To sum up what we have been saying, no argument can be had from the silence of Scripture to prove S. [pg 357] Peter never came to Rome, because the Acts and Epistle to the Romans do not cover the whole epoch of S. Peter's apostleship. Moreover, the silence of Scripture does not prove that S. Peter did not rule the Church of Rome twenty-five years, because, as we have shown, there was no reason why either the Acts or the Epistle to the Romans should speak of S. Peter's going to Rome and being there. What we have here asserted is all the more true because we have positive testimony not only with regard to S. Peter's coming to Rome, but also respecting the date of his coming, the period of his ruling the church there, the time and the manner of his death there, and because we have the monuments recording the memory of the Apostles Peter and Paul, the trophies of the apostles, as Caius calls them, tropæa apostolorum, which exist to this day, surrounded by the marks of veneration and the pious traditions of the people of Rome.

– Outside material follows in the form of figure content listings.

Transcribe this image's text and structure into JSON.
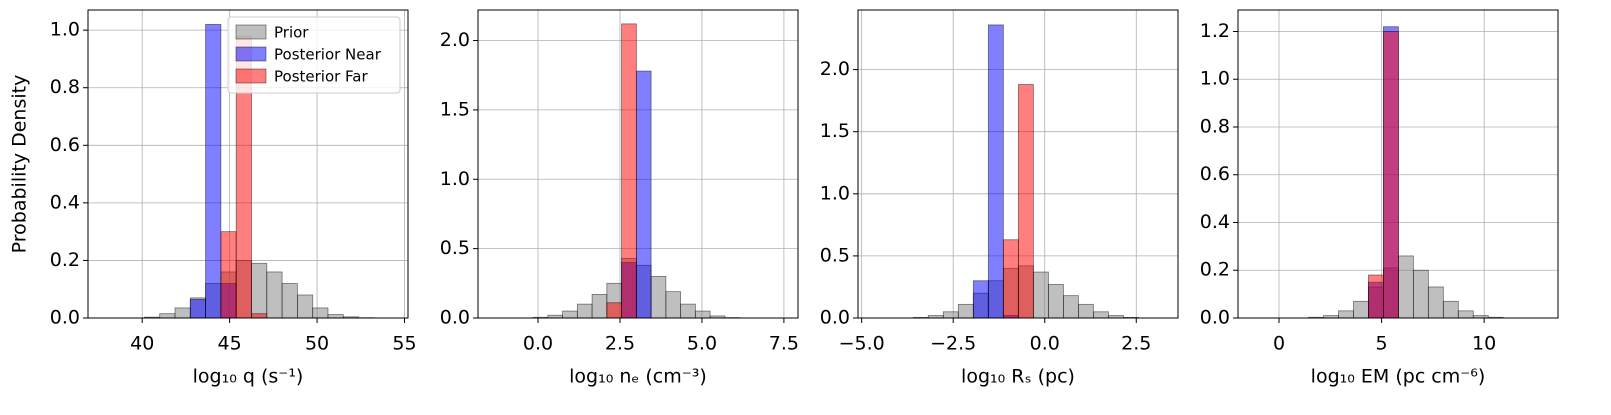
{
  "chart_data": [
    {
      "type": "histogram",
      "x_label": "log₁₀ q (s⁻¹)",
      "y_label": "Probability Density",
      "legend": "upper right",
      "grid": true,
      "xlim": [
        36.9,
        55.2
      ],
      "xticks": [
        40,
        45,
        50,
        55
      ],
      "ylim": [
        0,
        1.07
      ],
      "yticks": [
        {
          "value": 0,
          "label": "0.0"
        },
        0.2,
        0.4,
        0.6,
        0.8,
        {
          "value": 1,
          "label": "1.0"
        }
      ],
      "bins": [
        37.5,
        38.375,
        39.25,
        40.125,
        41,
        41.875,
        42.75,
        43.625,
        44.5,
        45.375,
        46.25,
        47.125,
        48,
        48.875,
        49.75,
        50.625,
        51.5,
        52.375,
        53.25,
        54.125,
        55
      ],
      "series": [
        {
          "name": "Prior",
          "color": "#808080",
          "values": [
            0,
            0,
            0,
            0.003,
            0.015,
            0.035,
            0.07,
            0.12,
            0.16,
            0.2,
            0.19,
            0.16,
            0.12,
            0.08,
            0.035,
            0.012,
            0.004,
            0.001,
            0,
            0
          ]
        },
        {
          "name": "Posterior Near",
          "color": "#0000ff",
          "values": [
            0,
            0,
            0,
            0,
            0,
            0,
            0.065,
            1.02,
            0.12,
            0,
            0,
            0,
            0,
            0,
            0,
            0,
            0,
            0,
            0,
            0
          ]
        },
        {
          "name": "Posterior Far",
          "color": "#ff0000",
          "values": [
            0,
            0,
            0,
            0,
            0,
            0,
            0,
            0,
            0.3,
            0.98,
            0.015,
            0,
            0,
            0,
            0,
            0,
            0,
            0,
            0,
            0
          ]
        }
      ]
    },
    {
      "type": "histogram",
      "x_label": "log₁₀ nₑ (cm⁻³)",
      "grid": true,
      "xlim": [
        -1.83,
        7.93
      ],
      "xticks": [
        {
          "value": 0,
          "label": "0.0"
        },
        2.5,
        {
          "value": 5,
          "label": "5.0"
        },
        7.5
      ],
      "ylim": [
        0,
        2.22
      ],
      "yticks": [
        {
          "value": 0,
          "label": "0.0"
        },
        0.5,
        {
          "value": 1,
          "label": "1.0"
        },
        1.5,
        {
          "value": 2,
          "label": "2.0"
        }
      ],
      "bins": [
        -1.5,
        -1.05,
        -0.6,
        -0.15,
        0.3,
        0.75,
        1.2,
        1.65,
        2.1,
        2.55,
        3,
        3.45,
        3.9,
        4.35,
        4.8,
        5.25,
        5.7,
        6.15,
        6.6,
        7.05,
        7.5
      ],
      "series": [
        {
          "name": "Prior",
          "color": "#808080",
          "values": [
            0,
            0,
            0,
            0.005,
            0.02,
            0.05,
            0.1,
            0.17,
            0.25,
            0.43,
            0.38,
            0.3,
            0.19,
            0.1,
            0.05,
            0.015,
            0.003,
            0,
            0,
            0
          ]
        },
        {
          "name": "Posterior Near",
          "color": "#0000ff",
          "values": [
            0,
            0,
            0,
            0,
            0,
            0,
            0,
            0,
            0,
            0.4,
            1.78,
            0,
            0,
            0,
            0,
            0,
            0,
            0,
            0,
            0
          ]
        },
        {
          "name": "Posterior Far",
          "color": "#ff0000",
          "values": [
            0,
            0,
            0,
            0,
            0,
            0,
            0,
            0,
            0.11,
            2.12,
            0,
            0,
            0,
            0,
            0,
            0,
            0,
            0,
            0,
            0
          ]
        }
      ]
    },
    {
      "type": "histogram",
      "x_label": "log₁₀ Rₛ (pc)",
      "grid": true,
      "xlim": [
        -5.1,
        3.64
      ],
      "xticks": [
        {
          "value": -5,
          "label": "−5.0"
        },
        {
          "value": -2.5,
          "label": "−2.5"
        },
        {
          "value": 0,
          "label": "0.0"
        },
        2.5
      ],
      "ylim": [
        0,
        2.48
      ],
      "yticks": [
        {
          "value": 0,
          "label": "0.0"
        },
        0.5,
        {
          "value": 1,
          "label": "1.0"
        },
        1.5,
        {
          "value": 2,
          "label": "2.0"
        }
      ],
      "bins": [
        -4,
        -3.59,
        -3.18,
        -2.77,
        -2.36,
        -1.95,
        -1.54,
        -1.13,
        -0.72,
        -0.31,
        0.1,
        0.51,
        0.92,
        1.33,
        1.74,
        2.15,
        2.56,
        2.97,
        3.38
      ],
      "series": [
        {
          "name": "Prior",
          "color": "#808080",
          "values": [
            0,
            0.005,
            0.02,
            0.05,
            0.11,
            0.2,
            0.3,
            0.4,
            0.42,
            0.37,
            0.27,
            0.18,
            0.11,
            0.05,
            0.02,
            0.005,
            0,
            0
          ]
        },
        {
          "name": "Posterior Near",
          "color": "#0000ff",
          "values": [
            0,
            0,
            0,
            0,
            0,
            0.3,
            2.36,
            0.02,
            0,
            0,
            0,
            0,
            0,
            0,
            0,
            0,
            0,
            0
          ]
        },
        {
          "name": "Posterior Far",
          "color": "#ff0000",
          "values": [
            0,
            0,
            0,
            0,
            0,
            0,
            0,
            0.63,
            1.88,
            0,
            0,
            0,
            0,
            0,
            0,
            0,
            0,
            0
          ]
        }
      ]
    },
    {
      "type": "histogram",
      "x_label": "log₁₀ EM (pc cm⁻⁶)",
      "grid": true,
      "xlim": [
        -2,
        13.6
      ],
      "xticks": [
        0,
        5,
        10
      ],
      "ylim": [
        0,
        1.29
      ],
      "yticks": [
        {
          "value": 0,
          "label": "0.0"
        },
        0.2,
        0.4,
        0.6,
        0.8,
        {
          "value": 1,
          "label": "1.0"
        },
        1.2
      ],
      "bins": [
        -0.75,
        -0.02,
        0.71,
        1.44,
        2.17,
        2.9,
        3.63,
        4.36,
        5.09,
        5.82,
        6.55,
        7.28,
        8.01,
        8.74,
        9.47,
        10.2,
        10.93,
        11.66,
        12.39,
        13.12
      ],
      "series": [
        {
          "name": "Prior",
          "color": "#808080",
          "values": [
            0,
            0,
            0,
            0.003,
            0.01,
            0.03,
            0.07,
            0.13,
            0.21,
            0.26,
            0.2,
            0.13,
            0.07,
            0.03,
            0.01,
            0.003,
            0,
            0,
            0
          ]
        },
        {
          "name": "Posterior Near",
          "color": "#0000ff",
          "values": [
            0,
            0,
            0,
            0,
            0,
            0,
            0,
            0.15,
            1.22,
            0,
            0,
            0,
            0,
            0,
            0,
            0,
            0,
            0,
            0
          ]
        },
        {
          "name": "Posterior Far",
          "color": "#ff0000",
          "values": [
            0,
            0,
            0,
            0,
            0,
            0,
            0,
            0.18,
            1.2,
            0,
            0,
            0,
            0,
            0,
            0,
            0,
            0,
            0,
            0
          ]
        }
      ]
    }
  ]
}
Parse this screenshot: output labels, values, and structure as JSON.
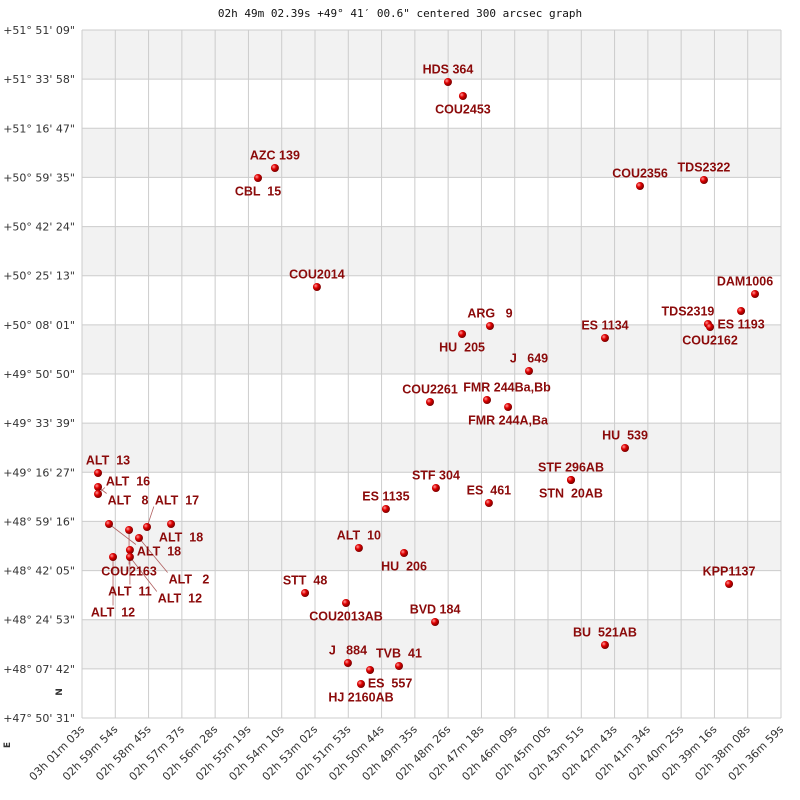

Against all these proofs difficulties of history and chronology are of no avail; for, in the first place, the very difficulties and discussions only serve to confirm the fact, especially since these difficulties and discussions have lasted for fifteen centuries without bringing about the rejection of the main fact; in the next place, we know there are many well-established facts regarding which there exist difficulties to clear up, and this nowhere more than in past history. When we have proved by one solid, unanswerable argument a fact, we should not trouble ourselves much regarding what may be brought against it. The elucidation of knotty points may delight us and reward the labors of the erudite; for common practical use the matter is settled; and any one who rises up against it must not wonder if he be looked on as either not well informed, or, to say the least, eccentric.